As a workaround you can cast the time attributes of input tables to TIMESTAMP before.
It is not possible for a regular join to have time attributes in its results, because the time attribute could not be well-defined. This is because the rows in a dynamic table must be at least roughly ordered by the time attribute, and there's no way to guarantee this for the result of a regular join (as opposed to an interval join, temporal join, or lookup join).
In versions of Flink before 1.14, the implementation dealt with this by not allowing regular joins to have time attributes in the input tables. While this avoided the problem, it was overly restrictive.

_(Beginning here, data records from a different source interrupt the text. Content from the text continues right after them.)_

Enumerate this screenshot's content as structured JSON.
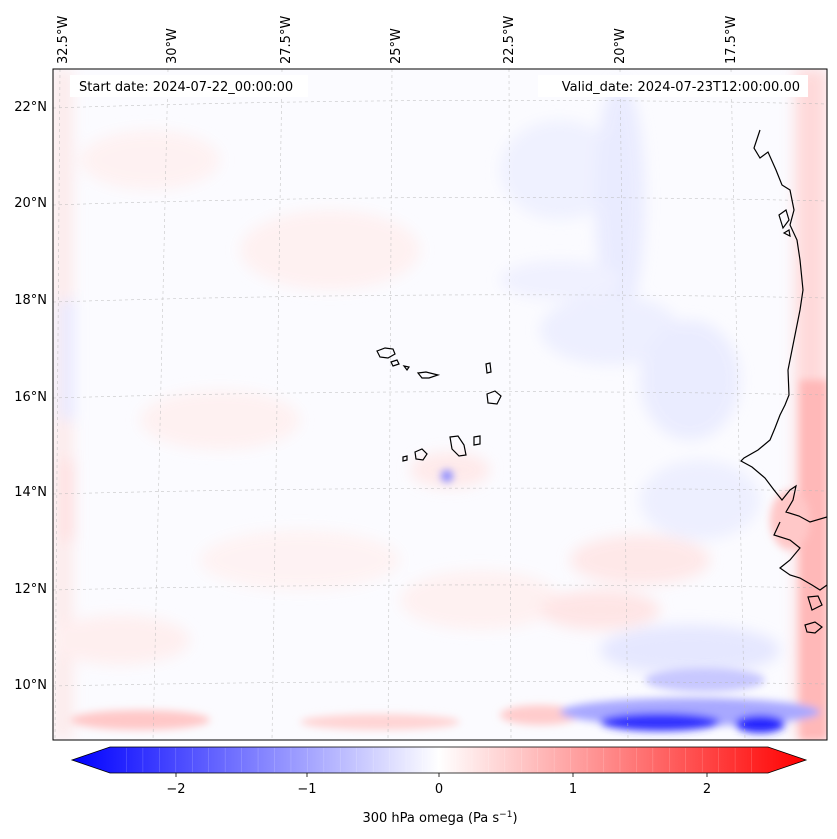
{
  "map": {
    "start_label": "Start date: 2024-07-22_00:00:00",
    "valid_label": "Valid_date: 2024-07-23T12:00:00.00",
    "lon_ticks": [
      "32.5°W",
      "30°W",
      "27.5°W",
      "25°W",
      "22.5°W",
      "20°W",
      "17.5°W"
    ],
    "lat_ticks": [
      "22°N",
      "20°N",
      "18°N",
      "16°N",
      "14°N",
      "12°N",
      "10°N"
    ]
  },
  "colorbar": {
    "ticks": [
      "−2",
      "−1",
      "0",
      "1",
      "2"
    ],
    "label_prefix": "300 hPa omega (Pa s",
    "label_sup": "−1",
    "label_suffix": ")",
    "range": [
      -2.6,
      2.6
    ],
    "neg_color": "#0000ff",
    "zero_color": "#ffffff",
    "pos_color": "#ff0000"
  }
}
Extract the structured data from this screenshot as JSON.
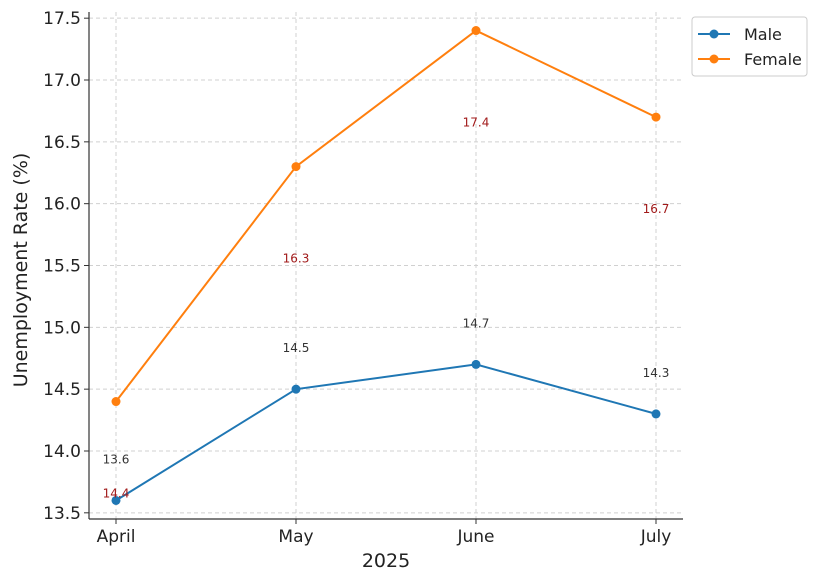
{
  "chart_data": {
    "type": "line",
    "categories": [
      "April",
      "May",
      "June",
      "July"
    ],
    "series": [
      {
        "name": "Male",
        "values": [
          13.6,
          14.5,
          14.7,
          14.3
        ],
        "color": "#1f77b4",
        "label_color": "#333333"
      },
      {
        "name": "Female",
        "values": [
          14.4,
          16.3,
          17.4,
          16.7
        ],
        "color": "#ff7f0e",
        "label_color": "#a11a1a"
      }
    ],
    "data_labels": {
      "Male": [
        "13.6",
        "14.5",
        "14.7",
        "14.3"
      ],
      "Female": [
        "14.4",
        "16.3",
        "17.4",
        "16.7"
      ]
    },
    "title": "",
    "xlabel": "2025",
    "ylabel": "Unemployment Rate (%)",
    "ylim": [
      13.45,
      17.55
    ],
    "yticks": [
      13.5,
      14.0,
      14.5,
      15.0,
      15.5,
      16.0,
      16.5,
      17.0,
      17.5
    ],
    "ytick_labels": [
      "13.5",
      "14.0",
      "14.5",
      "15.0",
      "15.5",
      "16.0",
      "16.5",
      "17.0",
      "17.5"
    ],
    "grid": true,
    "legend_position": "top-right"
  }
}
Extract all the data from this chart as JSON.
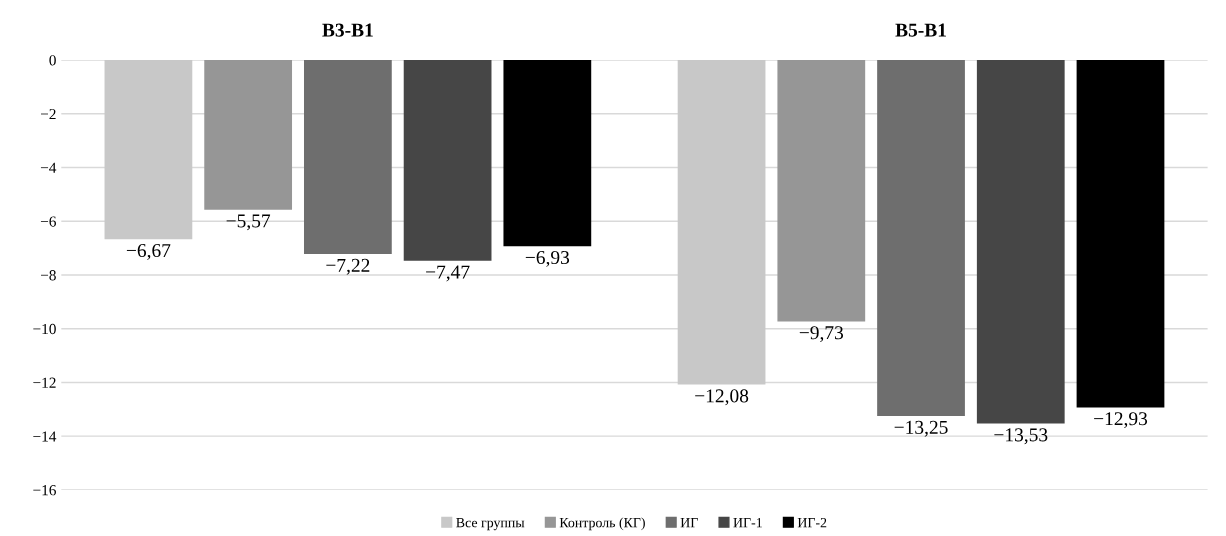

In your case I suggest you rewrite the join as an interval join, so that the output of the join will have a time attribute, making it possible to apply windowing to it.
In the second query, I'm not 100% sure what the problem is, but I suspect the problem is that in one case you are using oo.ts
, vs CAST(oo.ts AS TIME)
in the other. I think they need to be the same. I don't think Flink's SQL planner is smart enough to figure out what's going on here.